Brazil’s central bank won’t be able to effectively influence the real’s exchange rate, said Guilherme da Nobrega, an economist at Itau Unibanco Holding SA.
“If you have any really good model of where the real is going to be, go for it,” Nobrega said at a Brazilian-American Chamber of Commerce event in New York. “It is not going to be the central bank who will stop it from happening.”
Higher Operating Cost
Vanguard Group Inc. doubled the purchase fee on an emerging-market stock fund after Brazil imposed a 2 percent tax on equity purchases that drove up the cost of operating in the country.
Vanguard raised the purchase fee to 0.5 percent from 0.25 percent on its Vanguard Emerging Markets Stock Index Fund, according to a statement published on the company’s Web site.
Investors don’t want to jeopardize gains in their portfolios and got “more cautious” with Brazilian assets as the end of the year approaches, said Angela Martins, director of the international division of Banco ABC Brasil. “They are already demanding higher premiums,” she said in an interview with Bloomberg Television in Sao Paulo.
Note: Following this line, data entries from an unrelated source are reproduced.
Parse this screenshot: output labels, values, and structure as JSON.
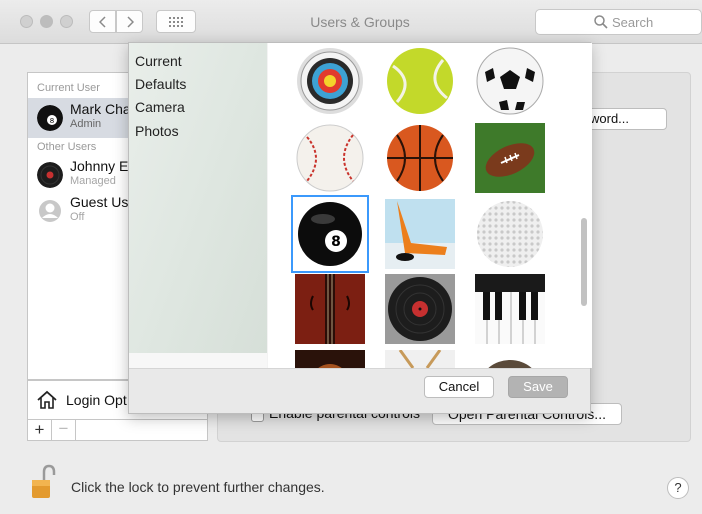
{
  "window": {
    "title": "Users & Groups",
    "search_placeholder": "Search"
  },
  "users": {
    "current_label": "Current User",
    "current": {
      "name": "Mark Cha",
      "role": "Admin"
    },
    "other_label": "Other Users",
    "others": [
      {
        "name": "Johnny E",
        "role": "Managed"
      },
      {
        "name": "Guest Us",
        "role": "Off"
      }
    ],
    "login_options_label": "Login Opt",
    "add_label": "+",
    "remove_label": "−"
  },
  "main": {
    "password_button": "ssword...",
    "parental_checkbox_label": "Enable parental controls",
    "parental_button": "Open Parental Controls..."
  },
  "picker": {
    "sources": [
      "Current",
      "Defaults",
      "Camera",
      "Photos"
    ],
    "selected_source": "Defaults",
    "images": [
      "target-icon",
      "tennis-ball-icon",
      "soccer-ball-icon",
      "baseball-icon",
      "basketball-icon",
      "football-icon",
      "eight-ball-icon",
      "hockey-icon",
      "golf-ball-icon",
      "violin-icon",
      "record-icon",
      "piano-icon",
      "guitar-icon",
      "drum-icon",
      "nautilus-icon"
    ],
    "selected_image": "eight-ball-icon",
    "cancel_label": "Cancel",
    "save_label": "Save"
  },
  "footer": {
    "lock_text": "Click the lock to prevent further changes.",
    "help_label": "?"
  },
  "colors": {
    "selection_outline": "#3b99fc",
    "save_disabled": "#b3b3b3"
  }
}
Trading Central technical analyst Cyril Berkouk predicts the real will weaken to 1.9259 against the dollar in the next three to four weeks.
‘Excessive Volatility’
“The only certainty is excessive volatility,” said Francisco Carvalho, head of currency trading at Liquidez Corretora, Brazil’s second-largest foreign-exchange brokerage. Settlement of a currency futures contract known as Ptax today, the last trading day of the month, adds to the volatility, according to Carvalho.
He estimates the real will trade between 1.7 and 1.77 per dollar in November.
Brazil’s budget deficit widened in September to a nine- month high as the government carried out its stimulus plan amid falling revenue.
The deficit, including the federal government, local governments and state companies, widened to 22.4 billion reais ($12.7 billion) from 8.16 billion reais in August, the central bank said in a report distributed today in Brasilia. Analysts expected a gap of 12 billion reais, according to the median of three forecasts in a Bloomberg survey.
In the overnight interest-rates futures market, the yield on the contract due January 2011 rose eight basis points, or 0.08 percentage point, to 10.34 percent, according to Bloomberg data.
The benchmark Bovespa Index dropped 5.7 percent this week after falling 1.7 percent in the previous week.